China’s exports posted a stronger-than-expected rebound in November as manufacturers accelerated shipments following a temporary easing of trade tensions with the United States. The surge marks a significant turnaround for the world’s second-largest economy after months of uneven factory activity and weakening global demand.
Outbound shipments rose 5.9% year-on-year in U.S. dollar terms, customs data showed Monday, far exceeding economists’ expectations for 3.8% growth and reversing October’s surprise 1.1% drop, the first contraction since early 2024.
Imports climbed 1.9%, falling short of the 3% increase forecast in a Reuters poll. Analysts said persistent weakness in the property market and rising concerns over job security continue to restrain household spending. Still, November’s import growth outpaced the 1% recorded in October.
Boost from U.S.–China trade truce
The export rebound follows a one-year truce reached in late October when President Xi Jinping and the U.S. President met in South Korea. The agreement temporarily paused a series of restrictive measures and included commitments to roll back certain tariffs, ease export controls on critical minerals and advanced technologies, and expand China’s purchases of American agricultural goods, including soybeans.

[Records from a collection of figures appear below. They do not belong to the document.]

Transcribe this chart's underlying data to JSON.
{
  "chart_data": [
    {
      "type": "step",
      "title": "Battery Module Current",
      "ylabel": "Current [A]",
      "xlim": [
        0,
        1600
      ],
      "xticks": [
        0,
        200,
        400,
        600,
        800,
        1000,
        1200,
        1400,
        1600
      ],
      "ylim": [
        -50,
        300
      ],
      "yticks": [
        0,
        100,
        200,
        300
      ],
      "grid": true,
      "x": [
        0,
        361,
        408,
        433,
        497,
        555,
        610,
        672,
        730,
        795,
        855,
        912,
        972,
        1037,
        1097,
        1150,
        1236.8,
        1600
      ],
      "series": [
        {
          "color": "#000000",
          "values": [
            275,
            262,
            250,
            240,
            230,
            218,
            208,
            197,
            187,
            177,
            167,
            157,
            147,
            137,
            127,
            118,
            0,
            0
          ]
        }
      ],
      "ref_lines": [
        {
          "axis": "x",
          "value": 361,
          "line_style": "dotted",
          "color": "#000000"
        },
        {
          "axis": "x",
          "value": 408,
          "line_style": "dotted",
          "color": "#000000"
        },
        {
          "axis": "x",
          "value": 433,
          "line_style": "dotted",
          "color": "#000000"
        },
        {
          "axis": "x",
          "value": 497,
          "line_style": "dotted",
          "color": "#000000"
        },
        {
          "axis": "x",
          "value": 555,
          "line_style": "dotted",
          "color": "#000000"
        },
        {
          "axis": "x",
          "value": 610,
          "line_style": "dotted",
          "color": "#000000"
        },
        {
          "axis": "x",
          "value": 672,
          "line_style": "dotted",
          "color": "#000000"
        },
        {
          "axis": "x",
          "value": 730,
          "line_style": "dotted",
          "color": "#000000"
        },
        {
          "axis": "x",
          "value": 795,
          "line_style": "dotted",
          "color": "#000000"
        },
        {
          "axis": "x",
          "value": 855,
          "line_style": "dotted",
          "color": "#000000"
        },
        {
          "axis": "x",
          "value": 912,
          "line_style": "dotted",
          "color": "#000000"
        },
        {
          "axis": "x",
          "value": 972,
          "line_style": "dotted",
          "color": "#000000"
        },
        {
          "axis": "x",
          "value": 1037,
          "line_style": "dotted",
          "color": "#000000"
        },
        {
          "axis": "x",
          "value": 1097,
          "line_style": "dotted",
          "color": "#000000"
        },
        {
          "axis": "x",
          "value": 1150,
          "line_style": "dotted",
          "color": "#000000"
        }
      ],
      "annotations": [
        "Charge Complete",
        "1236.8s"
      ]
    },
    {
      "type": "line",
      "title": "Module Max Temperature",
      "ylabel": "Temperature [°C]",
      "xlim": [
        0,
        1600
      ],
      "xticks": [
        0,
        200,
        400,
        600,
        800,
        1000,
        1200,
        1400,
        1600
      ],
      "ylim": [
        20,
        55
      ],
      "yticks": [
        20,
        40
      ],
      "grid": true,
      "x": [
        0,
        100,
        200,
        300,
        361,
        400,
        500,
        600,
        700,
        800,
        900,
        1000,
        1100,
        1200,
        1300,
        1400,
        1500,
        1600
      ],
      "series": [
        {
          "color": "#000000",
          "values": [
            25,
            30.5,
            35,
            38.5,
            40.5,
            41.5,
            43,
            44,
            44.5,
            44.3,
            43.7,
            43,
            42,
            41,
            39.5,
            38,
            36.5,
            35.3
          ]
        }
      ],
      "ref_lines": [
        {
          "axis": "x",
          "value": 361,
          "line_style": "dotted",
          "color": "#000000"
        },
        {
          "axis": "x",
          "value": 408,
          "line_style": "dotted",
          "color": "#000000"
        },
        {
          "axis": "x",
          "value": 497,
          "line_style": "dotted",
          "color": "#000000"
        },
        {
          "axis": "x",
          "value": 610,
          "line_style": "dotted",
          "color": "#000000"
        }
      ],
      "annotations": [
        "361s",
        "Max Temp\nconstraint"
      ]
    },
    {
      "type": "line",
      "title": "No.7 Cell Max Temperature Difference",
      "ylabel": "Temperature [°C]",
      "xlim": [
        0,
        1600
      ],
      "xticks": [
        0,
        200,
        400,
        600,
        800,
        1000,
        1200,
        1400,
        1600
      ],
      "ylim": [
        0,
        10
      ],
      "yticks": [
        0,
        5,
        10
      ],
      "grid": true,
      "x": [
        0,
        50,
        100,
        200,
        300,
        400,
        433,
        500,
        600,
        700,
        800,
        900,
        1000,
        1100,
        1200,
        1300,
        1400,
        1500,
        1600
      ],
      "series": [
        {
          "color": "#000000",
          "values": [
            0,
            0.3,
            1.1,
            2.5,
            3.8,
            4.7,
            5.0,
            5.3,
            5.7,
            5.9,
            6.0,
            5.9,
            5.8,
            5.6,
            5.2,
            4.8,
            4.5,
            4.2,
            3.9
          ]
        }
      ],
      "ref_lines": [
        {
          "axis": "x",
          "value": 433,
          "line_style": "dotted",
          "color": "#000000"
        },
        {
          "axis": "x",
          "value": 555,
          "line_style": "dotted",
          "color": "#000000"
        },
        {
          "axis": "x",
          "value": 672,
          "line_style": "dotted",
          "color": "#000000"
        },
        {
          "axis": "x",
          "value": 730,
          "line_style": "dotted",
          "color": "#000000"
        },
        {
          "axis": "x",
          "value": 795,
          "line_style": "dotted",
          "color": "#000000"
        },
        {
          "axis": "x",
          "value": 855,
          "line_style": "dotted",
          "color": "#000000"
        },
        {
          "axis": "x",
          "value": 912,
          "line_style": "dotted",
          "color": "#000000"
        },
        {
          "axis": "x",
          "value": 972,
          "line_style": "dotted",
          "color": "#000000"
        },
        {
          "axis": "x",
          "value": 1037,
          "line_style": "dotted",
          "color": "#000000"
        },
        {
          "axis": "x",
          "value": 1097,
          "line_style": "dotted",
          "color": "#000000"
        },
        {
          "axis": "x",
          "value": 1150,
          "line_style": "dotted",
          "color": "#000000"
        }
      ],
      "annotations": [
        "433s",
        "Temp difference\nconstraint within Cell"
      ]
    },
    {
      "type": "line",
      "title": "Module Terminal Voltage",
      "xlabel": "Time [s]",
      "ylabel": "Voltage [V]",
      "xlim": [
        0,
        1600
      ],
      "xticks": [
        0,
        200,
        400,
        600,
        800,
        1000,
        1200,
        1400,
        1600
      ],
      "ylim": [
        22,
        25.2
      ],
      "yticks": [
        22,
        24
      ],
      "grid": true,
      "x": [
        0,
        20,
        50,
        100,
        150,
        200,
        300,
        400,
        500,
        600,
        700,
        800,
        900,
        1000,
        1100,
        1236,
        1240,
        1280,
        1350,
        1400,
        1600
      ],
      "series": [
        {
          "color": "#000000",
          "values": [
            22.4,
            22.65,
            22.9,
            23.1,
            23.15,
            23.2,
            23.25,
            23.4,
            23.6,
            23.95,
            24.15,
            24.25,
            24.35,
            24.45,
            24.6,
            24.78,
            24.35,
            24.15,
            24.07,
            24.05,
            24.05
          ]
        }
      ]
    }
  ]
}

Under the temporary easing, U.S. levies on Chinese imports remain around 47.5%, while Beijing’s tariffs on U.S. goods hold near 32%, according to the Peterson Institute for International Economics.
Despite the easing, China’s manufacturing sector remains under strain. Both official and private surveys for November showed factory activity contracting again, with new orders, particularly export-focused ones, still weak.
Trade surplus widens further
From January to November, China’s exports rose 5.4% from a year earlier, while imports slipped 0.6%, widening the trade surplus to $1.076 trillion, an increase of 21.6% compared with the same period in 2024.
Officials have repeatedly pledged to bolster imports and address international criticism over China’s heavy export reliance and excess industrial capacity.
Eyes on Beijing’s next policy moves
Chinese leaders are expected to meet later this month for the Central Economic Work Conference, where they will set growth and fiscal priorities for 2026. Goldman Sachs expects authorities to maintain the growth target at “around 5%”, but achieving that pace will likely require fresh stimulus.
The bank forecasts additional fiscal support worth roughly 1% of GDP, a 20-basis-point cut in key policy rates, and further measures aimed at stabilizing the housing sector.
Meanwhile, the yuan has strengthened nearly 5% since April, trading at 7.0669 against the dollar on Monday. Analysts say the firmer currency has not yet deterred exporters, but a stronger yuan could help shift the economy toward consumption-led growth, a long-standing policy priority.
Weijian Shan, CEO of PAG, argued recently that China “urgently needs to curb its export dependence and pivot towards domestic consumption” for sustainable growth. A stronger yuan, he said, could lift consumption’s contribution to GDP back toward its 2023 level of 86%, from the current 53%.